Médée et moi

Extrait du chapitre 1***

 

Voilà le décor de ta Médée, Sakina. C’est le village de ton viol à quinze ans. Tu l’as voulu : il  te ressaute à la gueule comme on le  voit encore sur ton visage émacié. Ton mariage forcé. Ta terreur de petite fille engloutie par la fête forcée. Ce sexe énorme de l’homme qui a pénétré ton ventre comme une hache un tronc. Ce pénis dur  d’os d’âne dont le liquide s’est répandu en flot dans ton ventre de pucelle, au milieu d’une douleur qui a fendu par le glaive  tes rêves roses. A  brûler en enfer. A clamer ton innocence :  non non s’il vous plaît. Et l’homme s’est arraché de ta torture. L’animal a été assouvi. Il  a vu  le sang virginal. Son stupre obscène a été  acclamé par les youyous  dehors. Il  s’est glorifié d’une satisfaction muette. Il n’a pas un eu un regard sur toi, pleurant, ni un mot vers toi, inconsolable de ta déchirure, ni un geste pour dire, merci, tu es belle, je suis heureux de toi. Non, Sakina, il n’y a eu, tu t’en souviens  qu’un reniflement de l’homme, ton mari violeur, qui est sorti aussitôt arborer le drap de sang, celui de ton sacrifice.

Et tu es restée repliée des heures sur toi, avec cet enfant dans le ventre déjà, l’ignorant. Puis tu es sortie, on t’a caparaçonnée comme une jument pleine. Tu t’es exposée sur la place recouverte de cris festifs comme d’une fange nauséeuse.

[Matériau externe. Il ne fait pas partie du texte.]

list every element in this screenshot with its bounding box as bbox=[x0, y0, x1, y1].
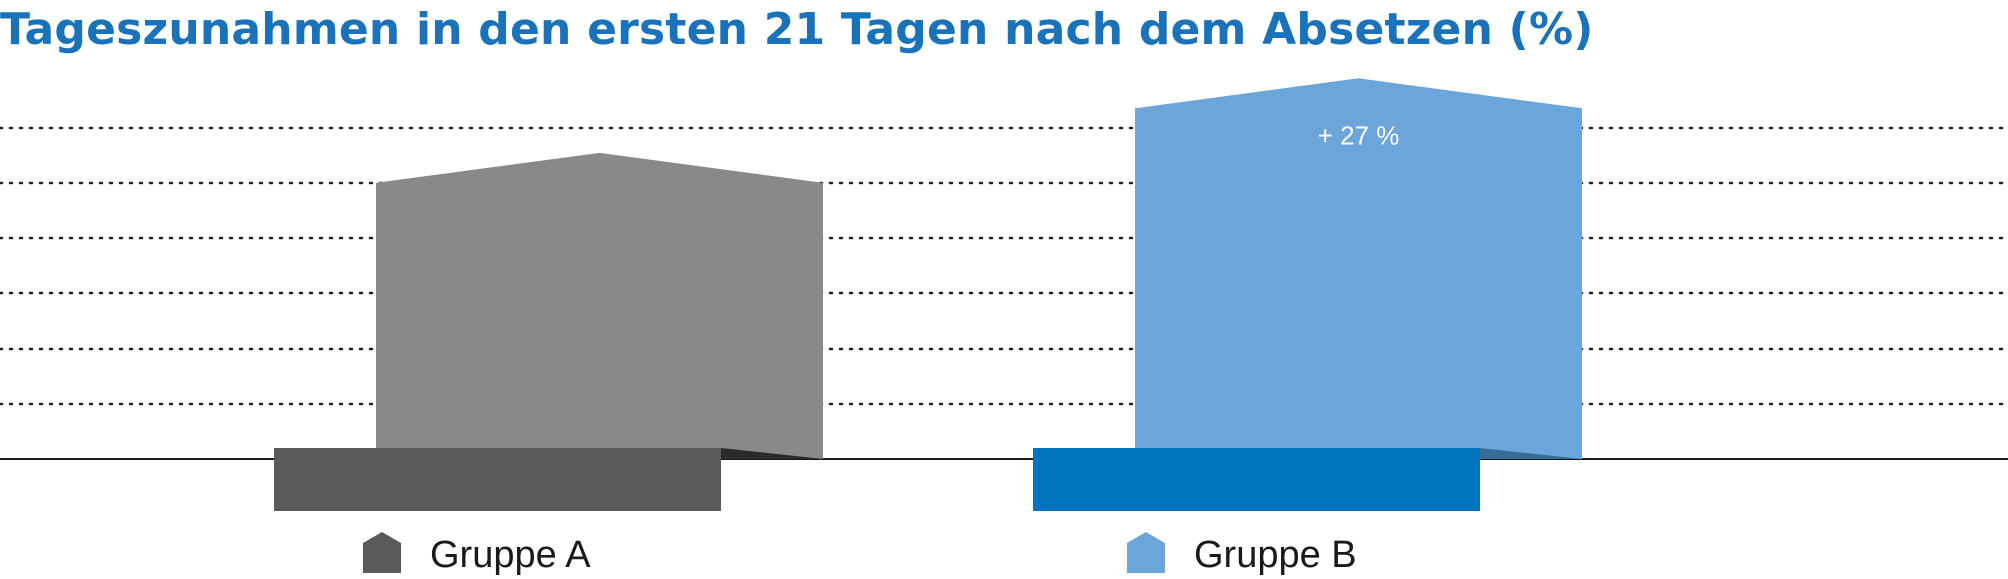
chart-title: Tageszunahmen in den ersten 21 Tagen nac… bbox=[0, 4, 1594, 55]
bar-fold-shadow bbox=[721, 448, 823, 459]
legend: Gruppe A Gruppe B bbox=[363, 532, 1357, 576]
bar-fold-shadow bbox=[1480, 448, 1582, 459]
legend-marker-icon bbox=[363, 532, 401, 573]
legend-label: Gruppe B bbox=[1194, 534, 1357, 576]
bar-data-label: + 27 % bbox=[1318, 120, 1400, 150]
bar-1 bbox=[274, 152, 823, 511]
bar-base-block bbox=[274, 448, 721, 511]
gridlines bbox=[0, 126, 2008, 406]
legend-marker-icon bbox=[1127, 532, 1165, 573]
bar-top-panel bbox=[1135, 78, 1582, 460]
bar-base-block bbox=[1033, 448, 1480, 511]
bar-2: + 27 % bbox=[1033, 78, 1582, 511]
legend-label: Gruppe A bbox=[430, 534, 591, 576]
bars: + 27 % bbox=[274, 78, 1582, 511]
bar-top-panel bbox=[376, 152, 823, 459]
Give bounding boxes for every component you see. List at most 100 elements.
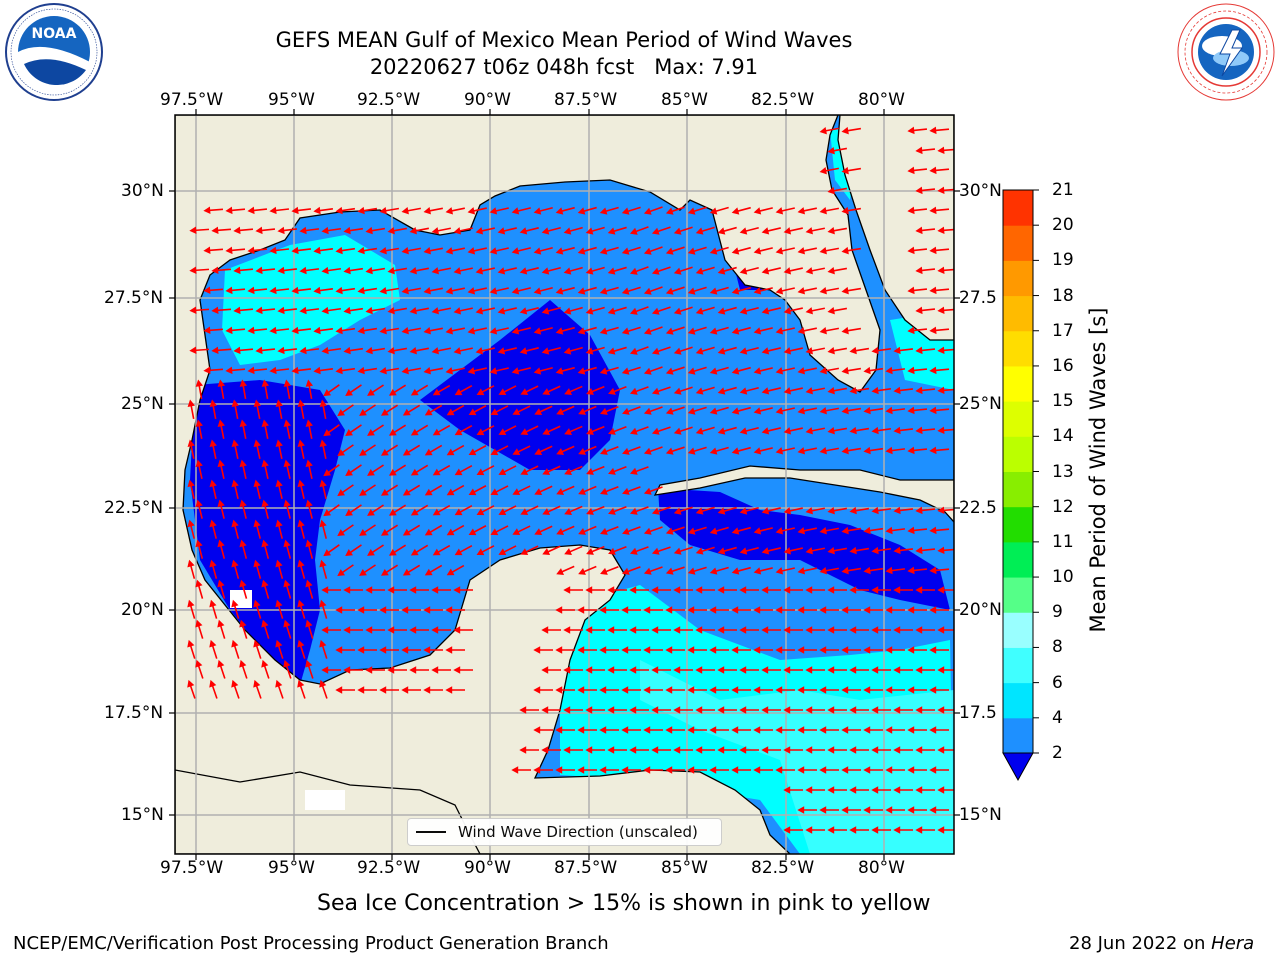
wind-arrow-head — [335, 646, 343, 654]
wind-arrow-head — [542, 548, 551, 555]
wind-arrow-head — [695, 547, 704, 555]
wind-arrow-head — [937, 226, 945, 235]
wind-arrow-head — [512, 488, 521, 496]
wind-arrow-head — [607, 666, 615, 674]
wind-arrow-head — [665, 527, 674, 535]
wind-arrow-head — [453, 666, 461, 674]
wind-arrow-head — [217, 419, 225, 427]
wind-arrow-head — [367, 388, 375, 396]
wind-arrow-head — [410, 548, 419, 556]
wind-arrow-head — [343, 266, 351, 275]
wind-arrow-head — [819, 407, 827, 415]
wind-arrow-head — [321, 346, 329, 355]
wind-arrow-head — [651, 626, 659, 634]
wind-arrow-head — [673, 706, 681, 714]
wind-arrow-head — [885, 726, 893, 734]
wind-arrow-head — [402, 488, 411, 496]
wind-arrow-head — [687, 567, 696, 575]
wind-arrow-head — [783, 507, 792, 515]
wind-wave-direction-arrows — [187, 126, 954, 834]
wind-arrow-head — [717, 626, 725, 634]
wind-arrow-head — [915, 226, 923, 235]
wind-arrow-head — [187, 639, 195, 648]
wind-arrow-head — [885, 526, 893, 535]
wind-arrow-head — [622, 487, 630, 495]
wind-arrow-head — [520, 388, 529, 396]
wind-arrow-head — [709, 527, 718, 535]
wind-arrow-head — [519, 746, 527, 754]
wind-arrow-head — [239, 579, 247, 588]
wind-arrow-head — [217, 499, 225, 508]
wind-arrow-head — [343, 226, 351, 235]
wind-arrow-head — [621, 646, 629, 654]
wind-arrow-head — [446, 568, 455, 576]
wind-arrow-head — [387, 226, 395, 235]
wind-arrow-head — [189, 266, 197, 275]
wind-arrow-head — [827, 626, 835, 634]
wind-arrow-head — [695, 706, 703, 714]
wind-arrow-head — [600, 487, 608, 495]
wind-arrow-head — [629, 626, 637, 634]
wind-arrow-head — [731, 646, 739, 654]
wind-arrow-head — [643, 766, 651, 774]
wind-arrow-head — [357, 286, 365, 295]
wind-arrow-head — [753, 527, 762, 535]
lat-label-left: 17.5°N — [104, 703, 164, 723]
wind-arrow-head — [253, 519, 261, 528]
colorbar-tick-label: 2 — [1052, 743, 1063, 763]
wind-arrow-head — [885, 446, 893, 455]
wind-arrow-head — [217, 659, 225, 668]
wind-arrow-head — [709, 367, 718, 375]
wind-arrow-head — [297, 639, 305, 648]
wind-arrow-head — [695, 586, 703, 594]
wind-arrow-head — [586, 547, 594, 555]
wind-arrow-head — [283, 659, 291, 668]
wind-arrow-head — [195, 579, 203, 588]
wind-arrow-head — [541, 746, 549, 754]
wind-arrow-head — [253, 439, 261, 448]
wind-arrow-head — [665, 726, 673, 734]
wind-arrow-head — [665, 606, 673, 614]
wind-arrow-head — [498, 388, 507, 396]
wind-arrow-head — [893, 706, 901, 714]
wind-arrow-head — [709, 407, 718, 415]
wind-arrow-head — [367, 548, 375, 556]
wind-arrow-head — [783, 227, 792, 235]
wind-arrow-head — [345, 469, 353, 477]
wind-arrow-head — [454, 428, 463, 436]
wind-arrow-head — [379, 246, 387, 255]
wind-arrow-head — [915, 306, 923, 315]
wind-arrow-head — [541, 227, 550, 235]
wind-arrow-head — [476, 428, 485, 436]
wind-arrow-head — [431, 666, 439, 674]
wind-arrow-head — [937, 266, 945, 275]
wind-arrow-head — [187, 519, 195, 528]
wind-arrow-head — [775, 287, 784, 295]
wind-arrow-head — [761, 227, 770, 235]
wind-arrow-head — [907, 646, 915, 654]
wind-arrow-head — [563, 307, 572, 315]
wind-arrow-head — [424, 568, 433, 576]
wind-arrow-head — [739, 427, 748, 435]
wind-arrow-head — [423, 287, 431, 295]
wind-arrow-head — [578, 488, 586, 495]
wind-arrow-head — [717, 507, 726, 515]
wind-arrow-head — [599, 287, 608, 295]
high-period-region-texas — [222, 235, 400, 365]
wind-arrow-head — [555, 207, 564, 215]
wind-arrow-head — [381, 528, 389, 536]
wind-arrow-head — [797, 367, 806, 375]
wind-arrow-head — [564, 548, 572, 555]
wind-arrow-head — [299, 306, 307, 315]
wind-arrow-head — [305, 659, 313, 668]
wind-arrow-head — [622, 527, 630, 535]
wind-arrow-head — [563, 267, 572, 275]
wind-arrow-head — [915, 586, 923, 594]
wind-arrow-head — [231, 479, 239, 488]
wind-arrow-head — [519, 706, 527, 714]
colorbar-tick-label: 16 — [1052, 355, 1074, 376]
colorbar-tick-label: 6 — [1052, 672, 1063, 693]
wind-arrow-head — [555, 327, 564, 335]
wind-arrow-head — [599, 247, 608, 255]
wind-arrow-head — [761, 347, 770, 355]
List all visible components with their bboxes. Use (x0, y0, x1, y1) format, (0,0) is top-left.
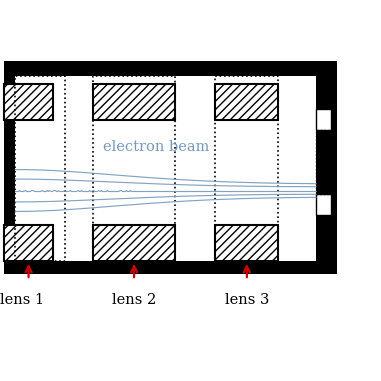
Bar (316, 130, 331, 194)
Bar (4, 84, 53, 120)
Bar (93, 225, 175, 261)
Bar (93, 84, 175, 120)
Bar (15, 76, 316, 261)
Bar (4, 225, 53, 261)
Bar (316, 61, 337, 274)
Bar (215, 84, 278, 120)
Text: lens 3: lens 3 (225, 293, 269, 307)
Bar (215, 76, 278, 261)
Bar (4, 61, 335, 274)
Text: lens 2: lens 2 (112, 293, 156, 307)
Text: electron beam: electron beam (103, 140, 210, 154)
Bar (15, 76, 65, 261)
Bar (215, 225, 278, 261)
Bar (316, 194, 331, 215)
Text: lens 1: lens 1 (0, 293, 44, 307)
Bar (316, 109, 331, 130)
Bar (93, 76, 175, 261)
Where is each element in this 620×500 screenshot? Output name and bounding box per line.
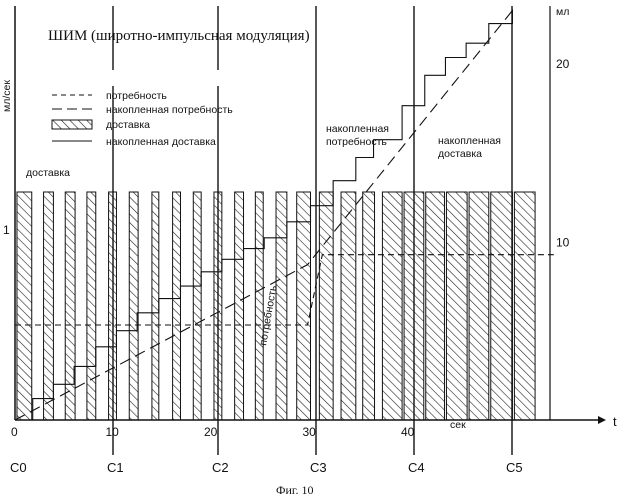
delivery-pulse-18 (382, 192, 402, 420)
delivery-pulse-13 (276, 192, 287, 420)
delivery-pulse-14 (297, 192, 311, 420)
legend-label-cumulative-delivery: накопленная доставка (106, 136, 216, 148)
delivery-pulse-1 (17, 192, 32, 420)
x-tick-40: 40 (401, 425, 415, 439)
delivery-pulse-8 (173, 192, 181, 420)
annotation-line: накопленная (326, 123, 389, 135)
annotation-delivery: доставка (26, 167, 70, 179)
delivery-pulse-11 (235, 192, 244, 420)
delivery-pulse-6 (129, 192, 138, 420)
delivery-pulse-22 (469, 192, 489, 420)
delivery-pulse-15 (319, 192, 333, 420)
checkpoint-label-C1: C1 (107, 460, 124, 475)
legend-label-cumulative-demand: накопленная потребность (106, 104, 233, 116)
annotation-line: доставка (438, 148, 482, 160)
y-left-tick-1: 1 (3, 223, 10, 237)
annotation-cumulative-delivery: накопленнаядоставка (438, 135, 501, 160)
delivery-pulse-23 (491, 192, 513, 420)
x-tick-0: 0 (11, 425, 18, 439)
checkpoint-label-C4: C4 (408, 460, 425, 475)
legend-label-demand: потребность (106, 90, 167, 102)
checkpoint-label-C2: C2 (212, 460, 229, 475)
checkpoint-label-C3: C3 (310, 460, 327, 475)
x-tick-20: 20 (204, 425, 218, 439)
x-axis-label: t (613, 414, 617, 429)
legend-label-delivery: доставка (106, 119, 150, 131)
chart-title: ШИМ (широтно-импульсная модуляция) (48, 28, 310, 44)
y-right-tick-10: 10 (556, 235, 570, 249)
delivery-pulse-7 (152, 192, 159, 420)
checkpoint-label-C0: C0 (10, 460, 27, 475)
x-tick-30: 30 (303, 425, 317, 439)
y-right-label: мл (556, 6, 569, 18)
delivery-pulse-9 (193, 192, 201, 420)
delivery-pulse-2 (44, 192, 54, 420)
delivery-pulse-21 (446, 192, 467, 420)
delivery-pulse-17 (363, 192, 375, 420)
x-unit-label: сек (450, 419, 466, 431)
checkpoint-label-C5: C5 (506, 460, 523, 475)
annotation-line: накопленная (438, 135, 501, 147)
delivery-pulse-4 (87, 192, 96, 420)
y-right-tick-20: 20 (556, 57, 570, 71)
x-tick-10: 10 (106, 425, 120, 439)
x-axis-arrow (598, 416, 606, 424)
annotation-cumulative-demand: накопленнаяпотребность (326, 123, 389, 148)
legend-swatch-hatched (52, 120, 92, 129)
delivery-pulse-3 (65, 192, 75, 420)
annotation-line: потребность (326, 136, 387, 148)
figure-caption: Фиг. 10 (276, 483, 313, 497)
delivery-pulse-16 (341, 192, 356, 420)
y-left-label: мл/сек (1, 80, 13, 112)
delivery-pulse-20 (426, 192, 445, 420)
delivery-pulse-12 (255, 192, 263, 420)
delivery-pulse-24 (514, 192, 535, 420)
legend: потребность накопленная потребность дост… (52, 90, 233, 148)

Alors, plus tard, quand tu as écrit ta version à toi de Médée, c’est le décor de ces horreurs qui t’est revenu. Il a surgi de tes entrailles pour apparaître sur la scène du Cloitre des Carmes, comme un cri guttural, le cri âpre de ta féminité à jamais estropiée.

Sakina, tu hais cet homme. Qui fut ton époux barbare. Mais tu aimes ton enfant, et, pour lui, tu ne t’es pas encore vengée du village complice.